A 47-member team comprising researchers and students of the University of Kerala and Kutch University set up camp in Khatiya village of Kutch for nearly two months.
To unearth several skeletal remains from a burial site. Of the 300-odd graves at the site, 26 were excavated.
Dated between 2600 and 1900 BC, the Harappan civilisation was spread over Afghanistan, Sind, Balochistan, Jammu, Punjab, northern Rajasthan, Kathiawar, and Gujarat.
Among the excavated remains, there is one skeleton, six-feet-long, dated to be around 5,000 years old!
What does the excavation tell us about the civilisation?
- –The graves were rectangular and of varying dimensions. They were assembled using stones.
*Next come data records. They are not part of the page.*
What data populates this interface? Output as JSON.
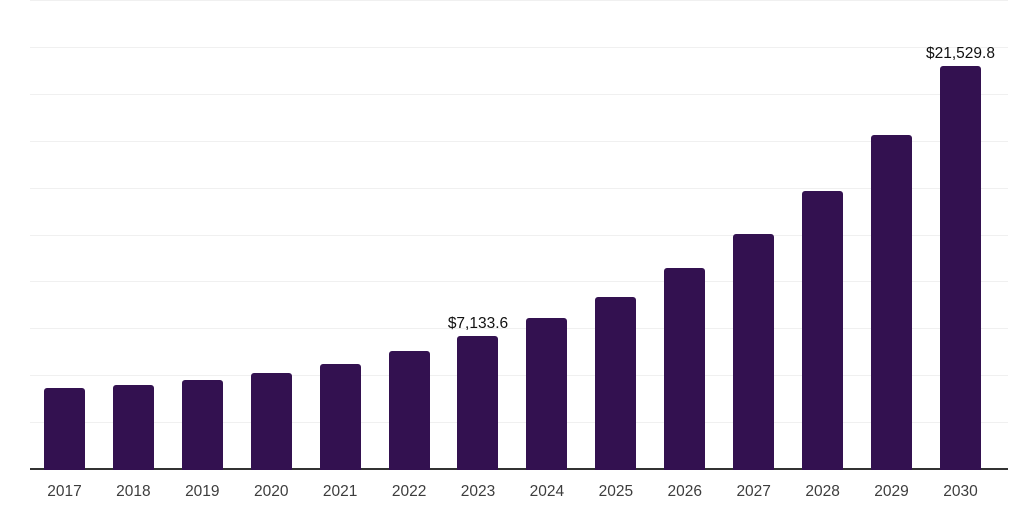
{
  "chart": {
    "background": "#ffffff",
    "bar_color": "#331150",
    "gridline_color": "#f0f0f0",
    "axis_line_color": "#333333",
    "tick_label_color": "#3d3d3d",
    "data_label_color": "#111111"
  },
  "chart_data": {
    "type": "bar",
    "title": "",
    "xlabel": "",
    "ylabel": "",
    "categories": [
      "2017",
      "2018",
      "2019",
      "2020",
      "2021",
      "2022",
      "2023",
      "2024",
      "2025",
      "2026",
      "2027",
      "2028",
      "2029",
      "2030"
    ],
    "values": [
      4370,
      4530,
      4800,
      5170,
      5640,
      6340,
      7133.6,
      8100,
      9220,
      10770,
      12560,
      14870,
      17860,
      21529.8
    ],
    "data_labels": [
      null,
      null,
      null,
      null,
      null,
      null,
      "$7,133.6",
      null,
      null,
      null,
      null,
      null,
      null,
      "$21,529.8"
    ],
    "ylim": [
      0,
      25000
    ],
    "grid_step": 2500,
    "grid": true,
    "y_tick_labels_visible": false,
    "legend": false,
    "currency_prefix": "$"
  }
}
Some graves also have animal remains along with the human skeletons.
- The skeletons found within the grave were all placed east-west with the heads placed on the eastern side.
- Placed near the leg in the burial grave were earthen pots and shards of pottery.
- The biggest grave discovered here was about 6.9 meters, while the smallest one was around 1.2 meters.
- Grinding stones, blades made of rock with sharp edges, and bangles were also found from this site.
S V Rajesh, Assistant Professor, Department of Archaeology, University of Kerala, was one of the coordinators of the excavation. Speaking to The Hindu, he says, “While the burial of belongings next to the corpse could possibly suggest the prevalence of the concept of afterlife, much study is required before we could arrive at any such conclusions.”
The excavations show that the drainage system adopted by the people was aimed at saving water.
Dr Rajesh tells Archeology News Network, “The pottery shards recovered bore similarities with the ones unearthed from ancient settlements in Harappan sites, including Kot Diji and Amri of Pakistan, and Nagwada, Santhali, Moti Pipli, Datrana, Surkotada, and Dhaneti in North Gujarat.”
With more than 200 graves left to be excavated, these discoveries will enhance our knowledge of our past, telling us more about the people who inhabited our land before us and their ways of life.